Kolam di Pura Taman Beji Sibang Gede (Sumber: Koleksi Pribadi)
Lokasi pura ini cukup strategis, hanya berjarak sekitar 30 menit perjalanan dari Kota Denpasar. Lingkungan sekitarnya masih alami dan dikelilingi pepohonan rindang. Suasana pedesaan yang sejuk membuat pura terasa semakin sakral. Kombinasi antara kesucian pura dan keindahan alam menjadikan Pura Taman Beji sebagai tempat ideal untuk menenangkan diri sekaligus menyatu dengan alam. Ini merupakan hubungan harmonis antara manusia, alam, dan Tuhan dikenal dengan konsep Tri Hita Karana. Pura Taman Beji merupakan wujud nyata dari konsep ini, karena keberadaannya menjaga keseimbangan antara spiritualitas dan lingkungan.

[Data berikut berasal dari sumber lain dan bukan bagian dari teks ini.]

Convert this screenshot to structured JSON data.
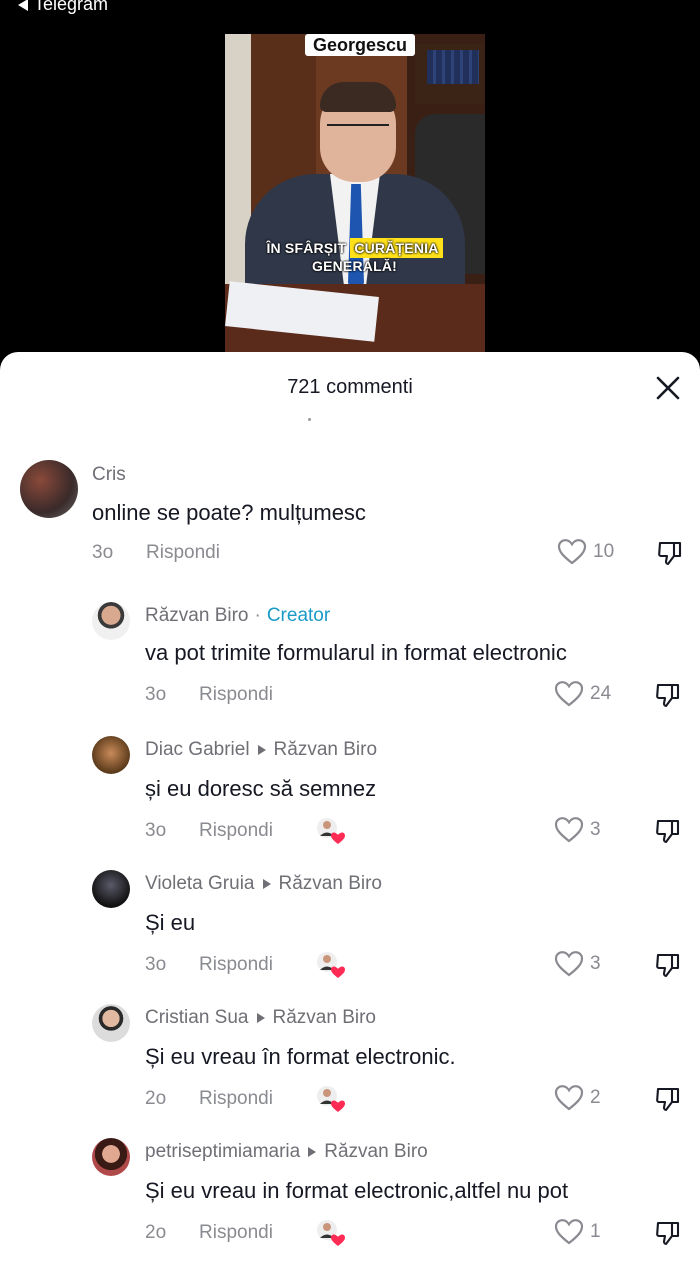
{
  "status_bar": {
    "back_label": "Telegram"
  },
  "video": {
    "name_tag": "Georgescu",
    "caption_part1": "ÎN SFÂRȘIT",
    "caption_highlight": "CURĂȚENIA",
    "caption_part2": "GENERALĂ!"
  },
  "panel": {
    "title": "721 commenti"
  },
  "reply_label": "Rispondi",
  "comments": [
    {
      "user": "Cris",
      "badge": "",
      "reply_to": "",
      "text": "online se poate? mulțumesc",
      "time": "3o",
      "likes": "10"
    },
    {
      "user": "Răzvan Biro",
      "badge": "Creator",
      "reply_to": "",
      "text": "va pot trimite formularul in format electronic",
      "time": "3o",
      "likes": "24"
    },
    {
      "user": "Diac Gabriel",
      "badge": "",
      "reply_to": "Răzvan Biro",
      "text": "și eu doresc să semnez",
      "time": "3o",
      "likes": "3"
    },
    {
      "user": "Violeta Gruia",
      "badge": "",
      "reply_to": "Răzvan Biro",
      "text": "Și eu",
      "time": "3o",
      "likes": "3"
    },
    {
      "user": "Cristian Sua",
      "badge": "",
      "reply_to": "Răzvan Biro",
      "text": "Și eu vreau în format electronic.",
      "time": "2o",
      "likes": "2"
    },
    {
      "user": "petriseptimiamaria",
      "badge": "",
      "reply_to": "Răzvan Biro",
      "text": "Și eu vreau in format electronic,altfel nu pot",
      "time": "2o",
      "likes": "1"
    }
  ]
}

Kegiatan keagamaan di Pura Taman Beji Sibang Gede berlangsung sepanjang tahun. Pura ini ramai pada hari-hari suci umat Hindu, seperti purnama (bulan penuh) dan tilem (bulan mati). Pada saat itu, umat berbondong-bondong datang dengan membawa sesajen dan doa. Selain itu, pura ini juga menjadi lokasi pelaksanaan upacara odalan atau piodalan, yaitu perayaan hari jadi pura yang digelar setiap enam bulan sekali menurut kalender Bali. Perayaan ini biasanya berlangsung meriah dengan prosesi keagamaan, tarian sakral, dan berbagai tradisi adat. Meski begitu, pura tetap terbuka setiap hari bagi siapa saja yang ingin melakukan sembahyang atau melukat. Banyak umat memilih datang pada waktu tertentu, misalnya sebelum menikah, setelah mengalami musibah, atau ketika ingin memulai babak baru dalam hidup.
Tempat Persembahyangan di Pura Taman Beji Sibang Gede (Sumber: Koleksi Pribadi)
Keberadaan Pura Taman Beji Sibang Gede sangat penting, baik dari sisi religius maupun budaya. Dari segi religius, pura ini menyimpan mata air suci yang diyakini sebagai anugerah langsung dari Ida Sang Hyang Widhi Wasa. Air tersebut tidak hanya dipakai dalam prosesi melukat, tetapi juga dalam berbagai ritual keagamaan lainnya sebagai tirta atau air suci. Dari sisi budaya, pura ini menjadi simbol identitas desa Sibang Gede. Masyarakat desa merasa memiliki kewajiban moral dan spiritual untuk menjaga kelestariannya, sehingga pura menjadi pusat kebersamaan.
Prosesi di Pura Taman Beji Sibang Gede diawali dengan matur piuning, yaitu memohon izin kepada Ida Sang Hyang Widhi Wasa agar prosesi berjalan lancar. Setelah itu, umat melakukan persembahyangan di pelinggih utama dengan membawa canang sari atau sesajen sederhana. Usai bersembahyang, prosesi dilanjutkan dengan melukat. Pemangku pura atau tokoh adat biasanya memimpin jalannya upacara. Air suci dari mata air akan dituangkan ke tubuh, wajah, dan kepala umat sebagai simbol pembersihan lahir batin. Selama prosesi, umat memanjatkan doa agar terlepas dari pengaruh negatif dan memperoleh kesehatan, kedamaian, serta semangat baru dalam menjalani kehidupan.